/OPP costs wallop Minden Hills 

OPP costs wallop Minden Hills 


By Chad Ingram


The following are brief reports of items discussed during a Nov. 12 Minden Hills committee-of-the-whole meeting.

Minden Hills’s policing costs will jump by 27 per cent in 2016 a $391000 increase representing a 6.24 per cent increase over the township’s 2015 tax levy.

The township’s policing bill will rise from $1.4 to $1.8 million in the second year of a five-year phase-in of the province’s new OPP billing model which redistributed OPP costs on a per household basis through the province.

Seasonal residences count as households.

Last year the township’s OPP bill rose from $1.2 to $1.4 million and 4.13 per cent of the 5.9 per cent tax increase was attributed directly to policing costs.

Because the funding formula was forced on municipalities by the province the county’s lower-tier townships have been passing those increased police bills directly to taxpayers.

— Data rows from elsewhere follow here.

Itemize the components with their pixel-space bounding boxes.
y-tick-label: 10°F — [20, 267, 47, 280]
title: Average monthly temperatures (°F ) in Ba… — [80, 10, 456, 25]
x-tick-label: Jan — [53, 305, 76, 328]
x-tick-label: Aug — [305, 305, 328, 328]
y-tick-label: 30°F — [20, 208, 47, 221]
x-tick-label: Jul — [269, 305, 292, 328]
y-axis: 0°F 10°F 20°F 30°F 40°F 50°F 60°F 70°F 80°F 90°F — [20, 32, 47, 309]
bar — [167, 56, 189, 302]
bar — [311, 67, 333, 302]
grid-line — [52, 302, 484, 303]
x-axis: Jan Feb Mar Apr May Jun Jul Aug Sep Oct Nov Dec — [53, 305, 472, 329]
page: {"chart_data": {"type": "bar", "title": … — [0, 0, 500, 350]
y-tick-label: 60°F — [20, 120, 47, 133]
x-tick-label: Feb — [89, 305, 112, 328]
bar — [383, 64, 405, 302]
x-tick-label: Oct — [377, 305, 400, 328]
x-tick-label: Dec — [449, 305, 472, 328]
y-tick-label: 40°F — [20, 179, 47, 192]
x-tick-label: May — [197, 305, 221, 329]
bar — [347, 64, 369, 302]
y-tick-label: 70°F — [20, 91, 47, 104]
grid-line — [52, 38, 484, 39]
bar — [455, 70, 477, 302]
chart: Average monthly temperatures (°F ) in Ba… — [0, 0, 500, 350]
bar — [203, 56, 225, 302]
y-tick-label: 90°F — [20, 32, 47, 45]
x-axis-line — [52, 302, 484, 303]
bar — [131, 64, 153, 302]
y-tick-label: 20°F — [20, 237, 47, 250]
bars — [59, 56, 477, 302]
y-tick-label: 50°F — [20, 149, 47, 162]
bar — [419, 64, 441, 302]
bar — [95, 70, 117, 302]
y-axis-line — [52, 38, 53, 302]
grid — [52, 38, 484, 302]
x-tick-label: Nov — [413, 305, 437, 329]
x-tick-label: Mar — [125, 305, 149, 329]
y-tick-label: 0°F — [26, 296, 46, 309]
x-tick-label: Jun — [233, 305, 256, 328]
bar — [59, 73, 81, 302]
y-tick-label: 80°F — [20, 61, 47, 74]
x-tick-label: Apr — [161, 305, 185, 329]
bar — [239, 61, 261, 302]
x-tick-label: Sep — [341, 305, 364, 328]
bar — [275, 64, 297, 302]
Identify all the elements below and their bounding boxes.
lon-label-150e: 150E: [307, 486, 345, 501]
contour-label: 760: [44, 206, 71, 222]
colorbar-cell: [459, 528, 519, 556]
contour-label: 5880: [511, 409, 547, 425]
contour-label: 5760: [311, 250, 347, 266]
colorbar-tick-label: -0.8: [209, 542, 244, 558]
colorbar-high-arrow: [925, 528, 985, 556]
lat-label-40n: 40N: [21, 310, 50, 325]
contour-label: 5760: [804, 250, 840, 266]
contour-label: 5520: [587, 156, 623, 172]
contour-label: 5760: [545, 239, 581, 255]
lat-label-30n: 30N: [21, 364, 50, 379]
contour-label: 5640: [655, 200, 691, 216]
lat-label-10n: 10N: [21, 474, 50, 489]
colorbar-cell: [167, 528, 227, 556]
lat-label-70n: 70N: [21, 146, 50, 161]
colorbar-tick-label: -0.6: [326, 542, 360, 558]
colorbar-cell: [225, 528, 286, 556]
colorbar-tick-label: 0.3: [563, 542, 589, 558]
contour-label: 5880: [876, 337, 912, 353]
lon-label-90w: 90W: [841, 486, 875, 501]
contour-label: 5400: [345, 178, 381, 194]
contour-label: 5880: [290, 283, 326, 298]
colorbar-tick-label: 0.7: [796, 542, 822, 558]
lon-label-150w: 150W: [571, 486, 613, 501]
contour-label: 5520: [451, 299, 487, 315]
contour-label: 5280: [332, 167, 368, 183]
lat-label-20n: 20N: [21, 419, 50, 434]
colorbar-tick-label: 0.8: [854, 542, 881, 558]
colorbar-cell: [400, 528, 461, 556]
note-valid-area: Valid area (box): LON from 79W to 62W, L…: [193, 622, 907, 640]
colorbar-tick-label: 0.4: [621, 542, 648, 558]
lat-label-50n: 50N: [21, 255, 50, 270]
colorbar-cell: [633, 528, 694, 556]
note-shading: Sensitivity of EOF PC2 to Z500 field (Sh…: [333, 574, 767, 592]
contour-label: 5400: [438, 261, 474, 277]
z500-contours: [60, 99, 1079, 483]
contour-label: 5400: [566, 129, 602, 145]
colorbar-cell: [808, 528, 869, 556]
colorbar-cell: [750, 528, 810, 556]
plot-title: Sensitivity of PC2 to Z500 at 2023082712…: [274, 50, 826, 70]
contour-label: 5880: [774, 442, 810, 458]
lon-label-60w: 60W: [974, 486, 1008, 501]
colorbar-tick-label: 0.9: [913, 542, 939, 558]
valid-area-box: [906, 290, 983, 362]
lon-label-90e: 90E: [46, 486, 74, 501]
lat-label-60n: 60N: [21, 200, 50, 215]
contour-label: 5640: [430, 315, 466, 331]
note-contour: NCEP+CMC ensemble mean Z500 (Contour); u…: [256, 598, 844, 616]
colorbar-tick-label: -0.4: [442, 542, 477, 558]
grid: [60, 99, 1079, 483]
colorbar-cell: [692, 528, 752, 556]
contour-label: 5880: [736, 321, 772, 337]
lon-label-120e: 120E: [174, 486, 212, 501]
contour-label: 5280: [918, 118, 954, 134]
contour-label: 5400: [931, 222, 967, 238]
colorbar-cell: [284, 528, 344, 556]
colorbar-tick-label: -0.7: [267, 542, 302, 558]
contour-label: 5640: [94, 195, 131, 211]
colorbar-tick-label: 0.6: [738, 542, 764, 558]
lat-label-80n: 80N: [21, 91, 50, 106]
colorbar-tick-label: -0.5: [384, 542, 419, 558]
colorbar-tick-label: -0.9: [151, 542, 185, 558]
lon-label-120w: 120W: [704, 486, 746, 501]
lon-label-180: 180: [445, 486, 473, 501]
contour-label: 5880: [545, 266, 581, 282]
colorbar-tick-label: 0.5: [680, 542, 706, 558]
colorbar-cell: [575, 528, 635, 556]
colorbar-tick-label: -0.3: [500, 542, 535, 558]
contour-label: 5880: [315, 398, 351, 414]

“We know we have a few more years of this” said Reeve Brent Devolin indicating that combined with other financial pressures the township would be lucky to keep property tax increases in the single digits in coming years. “Be prepared this is what’s coming to you.”

Parkland bylaw

Property severances are about to get more expensive in Minden Hills after councillors passed a parkland dedication bylaw.

Designed to offset costs for the creation and maintenance of park space in the township the bylaw allows the township to request a maximum of two per cent of land being developed for parkland use or cash-in-lieu worth up to five per cent of the property.

It will also apply to severances of land for residential lots the five per cent representing a portion of the new severed lot and not the total lot from which it is being severed.

“Long overdue about time thank you” Reeve Brent Devolin told planner Ian Clandening.

Such bylaws are common in many municipalities.

Concerns raised

A couple of residents registered concerns about the location of an affordable housing project by the Kawartha Lakes Haliburton Housing Corporation during a public meeting on the project.

Residents told councillors they were worried the project – a 12-unit single-storey complex – would interfere with the wildlife on the municipally owned property near the S.G. Nesbitt Memorial Arena where the building is scheduled to be built.

Blanding’s turtles a species at risk are known to inhabit the area.

The housing corporation did have an environmental impact statement including an Aug. 28 visit to the property completed by consultants by Cambrium Inc. The housing corporation has said that according to the Ministry of Natural Resources and Forestry the suitability of habitat on the property is low.

The plan also includes a 10-metre setback from the wetland.